Next to the church, along the woody eminence from which you can watch fireworks, five or six pines stand tall, half covered in ivy. A pair of hawks live here. They have red shoulders and tails both, and seem to be different sizes at different times, so we’ve been unsure about species, but lately we think they must be Buteo jamaicensis. Their wings from below have that black-rimmed white look, and they’re just such tough customers. They keen like the possessed; when crows mob them, a half dozen at a time, they shrug it off. “Just another day being a hawk on Twitter,” we say.

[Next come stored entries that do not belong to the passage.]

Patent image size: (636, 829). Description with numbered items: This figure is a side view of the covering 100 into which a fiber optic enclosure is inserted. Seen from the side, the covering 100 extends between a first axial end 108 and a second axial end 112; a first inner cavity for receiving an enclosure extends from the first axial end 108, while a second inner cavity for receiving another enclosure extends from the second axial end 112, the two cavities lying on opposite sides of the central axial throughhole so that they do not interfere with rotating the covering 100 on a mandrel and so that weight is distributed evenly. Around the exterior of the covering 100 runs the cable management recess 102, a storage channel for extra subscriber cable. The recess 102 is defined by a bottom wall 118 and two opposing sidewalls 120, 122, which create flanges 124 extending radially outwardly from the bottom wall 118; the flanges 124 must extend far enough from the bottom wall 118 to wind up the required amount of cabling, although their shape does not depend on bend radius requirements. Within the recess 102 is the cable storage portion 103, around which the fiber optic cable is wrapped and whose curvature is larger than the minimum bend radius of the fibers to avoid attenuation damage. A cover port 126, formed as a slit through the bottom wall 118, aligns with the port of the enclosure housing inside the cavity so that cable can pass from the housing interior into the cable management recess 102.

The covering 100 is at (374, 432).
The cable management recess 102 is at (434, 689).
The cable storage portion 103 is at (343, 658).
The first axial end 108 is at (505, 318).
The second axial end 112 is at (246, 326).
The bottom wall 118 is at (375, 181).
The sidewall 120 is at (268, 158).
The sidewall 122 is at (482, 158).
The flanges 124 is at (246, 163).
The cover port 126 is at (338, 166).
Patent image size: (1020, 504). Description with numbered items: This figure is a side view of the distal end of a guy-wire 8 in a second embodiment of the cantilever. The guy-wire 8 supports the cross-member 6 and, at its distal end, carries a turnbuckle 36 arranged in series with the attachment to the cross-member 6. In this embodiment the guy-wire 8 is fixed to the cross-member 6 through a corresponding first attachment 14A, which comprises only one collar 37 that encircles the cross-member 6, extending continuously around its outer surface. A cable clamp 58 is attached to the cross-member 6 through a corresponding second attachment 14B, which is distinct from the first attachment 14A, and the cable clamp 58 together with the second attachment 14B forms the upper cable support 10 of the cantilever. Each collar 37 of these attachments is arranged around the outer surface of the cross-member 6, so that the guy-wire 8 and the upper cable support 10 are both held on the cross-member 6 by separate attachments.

There was a nest where hungry hawklets seemed likely, but it was far out of view, and being still doubtful on telling one hawk from another we’re not sure if any fledged this year.
For my hungry progeny I make a burrito. The beans are gin and the rice is vermouth; you need both, but there’s no mistaking which one gets top billing. Yet it’s the rice that takes longer to cook. So this tends to be one of the dozen small still spots in my day: it bubbles, I putter, it bubbles, I putter.
Under the hawks we garden, or try to garden. It’s tough interpretive work, sorting out the plants that want to be hot and dry from those that are simply putting up with it. But the work never stops, which must be the definition of a garden as opposed to a monument. A garden could only become a monument by chance: that is, if someone happened to notice it after it was dead.